Peanut’s attorney got a copy of the report. Totally ignored it. Her caseworker got a copy as well. Her reply was to tell Peanut’s bio Mom to tell me to back off. Oh yeah, that is reeeaaally professional. Have a problem with a foster parent’s advocacy, so go to the mom whose rights have already been severed and tell her to tell the foster parent to back off.

I know how vindictive CPS can be. I’ve seen them move kids from homes just to spite a foster parent and I surely don’t want that to happen for our newest placement, but I also know I could never live with myself if I didn’t advocate for Peanut up until the day she left. Knowing I might not be real professional if I called myself, I asked my licensing agency to contact the attorney and caseworker for me. The reply from the caseworker’s supervisor was that no matter what was written about this child’s emotional health, they would not be changing any aspect of her move.

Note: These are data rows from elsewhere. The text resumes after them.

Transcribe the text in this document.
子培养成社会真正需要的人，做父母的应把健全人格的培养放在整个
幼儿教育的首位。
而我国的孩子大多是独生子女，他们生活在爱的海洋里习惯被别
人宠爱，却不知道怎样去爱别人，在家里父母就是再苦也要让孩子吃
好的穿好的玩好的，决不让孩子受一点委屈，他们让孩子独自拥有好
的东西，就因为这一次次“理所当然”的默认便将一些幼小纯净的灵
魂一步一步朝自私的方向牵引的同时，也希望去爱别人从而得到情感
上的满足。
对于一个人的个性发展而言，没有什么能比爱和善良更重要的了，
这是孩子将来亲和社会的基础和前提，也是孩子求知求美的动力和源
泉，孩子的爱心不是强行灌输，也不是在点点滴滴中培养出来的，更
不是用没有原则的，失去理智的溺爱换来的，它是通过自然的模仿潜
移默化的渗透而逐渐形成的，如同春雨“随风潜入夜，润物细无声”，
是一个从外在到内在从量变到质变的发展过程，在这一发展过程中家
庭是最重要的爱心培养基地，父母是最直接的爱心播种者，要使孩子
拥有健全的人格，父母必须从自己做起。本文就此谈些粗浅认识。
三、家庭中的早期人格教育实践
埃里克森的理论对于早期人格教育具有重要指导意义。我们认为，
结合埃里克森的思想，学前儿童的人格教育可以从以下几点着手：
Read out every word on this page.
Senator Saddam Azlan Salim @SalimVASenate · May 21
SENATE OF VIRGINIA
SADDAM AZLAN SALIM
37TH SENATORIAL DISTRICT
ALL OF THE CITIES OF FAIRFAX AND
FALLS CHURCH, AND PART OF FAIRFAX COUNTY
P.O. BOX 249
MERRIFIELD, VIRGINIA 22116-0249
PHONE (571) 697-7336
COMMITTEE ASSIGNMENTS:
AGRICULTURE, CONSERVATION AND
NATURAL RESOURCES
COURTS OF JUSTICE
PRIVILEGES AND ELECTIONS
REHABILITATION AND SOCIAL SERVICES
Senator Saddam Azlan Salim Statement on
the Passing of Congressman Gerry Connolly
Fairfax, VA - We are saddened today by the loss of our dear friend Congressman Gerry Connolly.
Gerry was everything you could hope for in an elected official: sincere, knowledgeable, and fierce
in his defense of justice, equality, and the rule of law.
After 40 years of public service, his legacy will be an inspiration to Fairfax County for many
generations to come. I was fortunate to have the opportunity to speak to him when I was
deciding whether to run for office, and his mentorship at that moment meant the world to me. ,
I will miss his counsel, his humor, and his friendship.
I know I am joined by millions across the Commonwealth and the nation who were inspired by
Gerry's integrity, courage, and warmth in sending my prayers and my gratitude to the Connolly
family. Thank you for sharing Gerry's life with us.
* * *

So, I watched my baby girl get on a plane this morning. She looked back with sadness as she went through security. She had to carry her own backpack and pull her own carryon behind her because her father was in a wheelchair and her brother was sick with a temp of 104. Dad supposedly fell down last night when he was drunk and now can’t walk due to back pain. But hey, he is perfectly capable of escorting these kids across the country…acccording to CPS.

As angry as I get about this situation and as much as I want to quit sometimes, I know there will be other children who need me and so I continue to foster. There will always be children who arrive frightened and alone, who need a safe place to go and a place to feel loved. At least for now, I will continue to provide that for them.